Data di uscita e quali smartphone lo ricevono
Android 17 ha già superato la fase Beta 4, che porta miglioramenti di stabilità e prestazioni. La versione stabile è prevista tra giugno e luglio 2026. I primi ad aggiornarsi saranno i Google Pixel: tutti i modelli dalla serie Pixel 6 in avanti riceveranno Android 17. Google ha confermato la lista durante il Google I/O 2026, che include Pixel 6, 6a, 7, 7a, 7 Pro, 8, 8a, 8 Pro, 9, 9 Pro e i modelli Fold.
Per gli altri brand la timeline è variabile. Samsung porta tipicamente gli aggiornamenti Android sui suoi dispositivi flagship entro uno o due mesi dal rilascio su Pixel, quindi Galaxy S25 e S24 dovrebbero ricevere Android 17 entro settembre. Xiaomi, OnePlus e OPPO seguono solitamente con uno o due mesi di ulteriore ritardo. I dispositivi di fascia media e budget possono aspettare anche sei mesi o più — alcuni potrebbero non riceverlo mai se il produttore ha già terminato il ciclo di aggiornamenti di quel modello.
Se hai uno smartphone acquistato nel 2023 o successivo di un brand principale (Samsung, Xiaomi, OnePlus, Motorola, Sony), è molto probabile che riceverai Android 17 entro fine anno. Se hai un dispositivo più vecchio o di brand minori, conviene verificare direttamente sul sito del produttore. Il modo più rapido per controllare è andare in Impostazioni → Informazioni sul telefono → Aggiornamento del sistema — se Android 17 è disponibile per il tuo modello, lo trovi lì. Puoi anche leggere la guida su permessi app su Android per capire le novità di privacy che ogni versione di Android introduce.
Domande frequenti
Android 17 rallenta i telefoni vecchi?
Google ha lavorato molto sulle prestazioni, e i benchmark delle beta mostrano un Android 17 generalmente più veloce del precedente anche su hardware datato. Detto questo, i dispositivi con poca RAM (2-3 GB) o processori molto vecchi potrebbero avere un’esperienza peggiorata con alcune funzioni AI che richiedono più risorse. I dispositivi con almeno 6 GB di RAM non dovrebbero avere problemi.
Posso installare Android 17 adesso?
La versione Beta è disponibile per i Pixel tramite il programma Android Beta di Google. Per la maggior parte degli utenti conviene aspettare la versione stabile, che arriverà tra giugno e luglio. Le beta contengono ancora bug che potrebbero causare problemi sull’uso quotidiano.
Material 3 Expressive funziona su tutti i telefoni?
Il nuovo design è parte del sistema operativo e funziona su qualsiasi telefono che riceva Android 17. Tuttavia, l’intensità degli effetti di sfocatura e trasparenza dipende dalla potenza dell’hardware: sui dispositivi di fascia alta gli effetti saranno più fluidi, su quelli di fascia bassa Google potrebbe ridurre automaticamente l’intensità degli effetti visivi per preservare le prestazioni.

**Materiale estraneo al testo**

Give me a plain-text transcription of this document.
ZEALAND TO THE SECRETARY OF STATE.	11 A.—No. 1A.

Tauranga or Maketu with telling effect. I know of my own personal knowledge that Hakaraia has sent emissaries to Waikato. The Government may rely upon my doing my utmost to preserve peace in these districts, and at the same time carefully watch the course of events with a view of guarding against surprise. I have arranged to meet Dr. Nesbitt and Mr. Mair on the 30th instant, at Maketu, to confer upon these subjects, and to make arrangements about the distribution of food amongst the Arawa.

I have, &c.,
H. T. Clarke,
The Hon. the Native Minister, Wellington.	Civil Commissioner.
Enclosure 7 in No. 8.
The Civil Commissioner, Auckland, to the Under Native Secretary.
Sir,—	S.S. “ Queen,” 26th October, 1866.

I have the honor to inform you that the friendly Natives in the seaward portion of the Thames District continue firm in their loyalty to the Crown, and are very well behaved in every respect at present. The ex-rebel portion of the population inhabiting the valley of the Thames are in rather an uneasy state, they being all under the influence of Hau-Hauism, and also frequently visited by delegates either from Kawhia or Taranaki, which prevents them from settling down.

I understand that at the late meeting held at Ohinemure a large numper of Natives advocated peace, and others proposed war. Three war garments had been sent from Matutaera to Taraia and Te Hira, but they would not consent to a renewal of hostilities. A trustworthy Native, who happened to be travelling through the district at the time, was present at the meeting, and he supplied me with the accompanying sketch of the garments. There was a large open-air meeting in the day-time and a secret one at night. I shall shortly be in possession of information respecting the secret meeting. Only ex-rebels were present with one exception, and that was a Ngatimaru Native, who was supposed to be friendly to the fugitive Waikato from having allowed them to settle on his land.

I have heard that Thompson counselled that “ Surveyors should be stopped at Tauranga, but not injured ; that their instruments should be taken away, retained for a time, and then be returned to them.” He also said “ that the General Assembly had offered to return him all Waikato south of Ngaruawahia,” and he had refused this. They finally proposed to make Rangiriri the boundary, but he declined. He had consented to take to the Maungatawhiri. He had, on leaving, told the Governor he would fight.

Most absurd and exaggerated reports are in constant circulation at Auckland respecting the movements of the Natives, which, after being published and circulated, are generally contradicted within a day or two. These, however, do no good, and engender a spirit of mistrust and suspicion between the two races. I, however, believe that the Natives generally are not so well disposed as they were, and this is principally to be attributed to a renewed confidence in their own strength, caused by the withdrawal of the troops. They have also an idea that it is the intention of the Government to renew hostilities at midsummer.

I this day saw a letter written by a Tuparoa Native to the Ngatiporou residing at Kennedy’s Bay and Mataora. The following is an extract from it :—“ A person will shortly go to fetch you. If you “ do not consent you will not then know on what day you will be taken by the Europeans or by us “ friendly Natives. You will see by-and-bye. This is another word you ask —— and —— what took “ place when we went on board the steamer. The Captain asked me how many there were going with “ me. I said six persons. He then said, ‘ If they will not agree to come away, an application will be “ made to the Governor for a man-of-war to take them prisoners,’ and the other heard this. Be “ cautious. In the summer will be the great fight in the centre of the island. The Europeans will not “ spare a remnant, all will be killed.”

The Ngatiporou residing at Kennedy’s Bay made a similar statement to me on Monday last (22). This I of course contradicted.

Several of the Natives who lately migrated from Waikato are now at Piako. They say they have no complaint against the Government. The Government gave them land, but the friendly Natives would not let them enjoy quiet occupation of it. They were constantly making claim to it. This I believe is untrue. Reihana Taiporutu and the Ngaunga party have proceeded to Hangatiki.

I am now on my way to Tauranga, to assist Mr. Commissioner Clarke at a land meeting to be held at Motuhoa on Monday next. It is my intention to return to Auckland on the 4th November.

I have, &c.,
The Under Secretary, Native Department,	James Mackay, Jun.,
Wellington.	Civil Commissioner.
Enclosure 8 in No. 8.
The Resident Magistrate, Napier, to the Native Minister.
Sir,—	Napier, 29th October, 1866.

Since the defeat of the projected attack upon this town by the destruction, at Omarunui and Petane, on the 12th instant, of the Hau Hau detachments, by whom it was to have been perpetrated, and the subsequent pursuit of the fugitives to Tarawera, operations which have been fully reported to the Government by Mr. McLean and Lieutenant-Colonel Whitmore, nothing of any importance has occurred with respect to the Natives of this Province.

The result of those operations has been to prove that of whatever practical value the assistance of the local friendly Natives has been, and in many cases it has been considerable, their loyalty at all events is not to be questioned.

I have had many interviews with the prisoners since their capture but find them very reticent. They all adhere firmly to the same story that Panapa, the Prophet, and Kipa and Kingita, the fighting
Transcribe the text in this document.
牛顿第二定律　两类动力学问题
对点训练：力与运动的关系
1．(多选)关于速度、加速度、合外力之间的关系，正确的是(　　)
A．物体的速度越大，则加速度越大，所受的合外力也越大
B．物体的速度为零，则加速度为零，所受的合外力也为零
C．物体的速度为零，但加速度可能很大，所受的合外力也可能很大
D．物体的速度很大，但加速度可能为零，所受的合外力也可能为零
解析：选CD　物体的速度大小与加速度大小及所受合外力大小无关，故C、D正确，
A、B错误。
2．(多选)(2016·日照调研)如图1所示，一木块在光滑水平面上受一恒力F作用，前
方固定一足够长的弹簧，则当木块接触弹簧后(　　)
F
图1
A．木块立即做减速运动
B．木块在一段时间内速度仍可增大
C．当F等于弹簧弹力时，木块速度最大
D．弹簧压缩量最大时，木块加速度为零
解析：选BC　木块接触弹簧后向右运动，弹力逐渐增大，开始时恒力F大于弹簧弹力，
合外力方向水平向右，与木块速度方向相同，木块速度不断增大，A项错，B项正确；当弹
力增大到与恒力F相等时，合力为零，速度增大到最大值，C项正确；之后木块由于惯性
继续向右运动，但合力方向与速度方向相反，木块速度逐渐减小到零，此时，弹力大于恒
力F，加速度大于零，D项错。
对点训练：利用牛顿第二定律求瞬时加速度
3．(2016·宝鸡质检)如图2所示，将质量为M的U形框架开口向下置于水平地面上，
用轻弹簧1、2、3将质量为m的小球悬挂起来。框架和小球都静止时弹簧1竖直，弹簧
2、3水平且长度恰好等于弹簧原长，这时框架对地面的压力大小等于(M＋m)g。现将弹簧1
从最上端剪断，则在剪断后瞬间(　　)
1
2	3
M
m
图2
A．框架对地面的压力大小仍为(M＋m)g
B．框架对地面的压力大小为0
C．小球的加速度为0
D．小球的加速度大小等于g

AppFunctions funziona con tutte le app?
No, non automaticamente. Gli sviluppatori devono aggiornare le proprie app per dichiarare le azioni che Gemini può eseguire. Al lancio di Android 17, solo le app Google (Gmail, Calendar, Maps, Drive, ecc.) avranno pieno supporto AppFunctions. Le app di terze parti si aggiorneranno progressivamente — alcune lo faranno in poche settimane, altre ci vorranno mesi.
Android 17 cambierà il mio launcher?
L’aggiornamento porta il nuovo design Material 3 Expressive sul launcher predefinito di Google (Pixel Launcher). Chi usa Samsung One UI, MIUI, OxygenOS o altri launcher personalizzati dai produttori vedrà il nuovo design applicato alle app Google e al sistema, ma l’aspetto generale dell’interfaccia sarà quello del launcher del proprio brand, non quello puro di Google.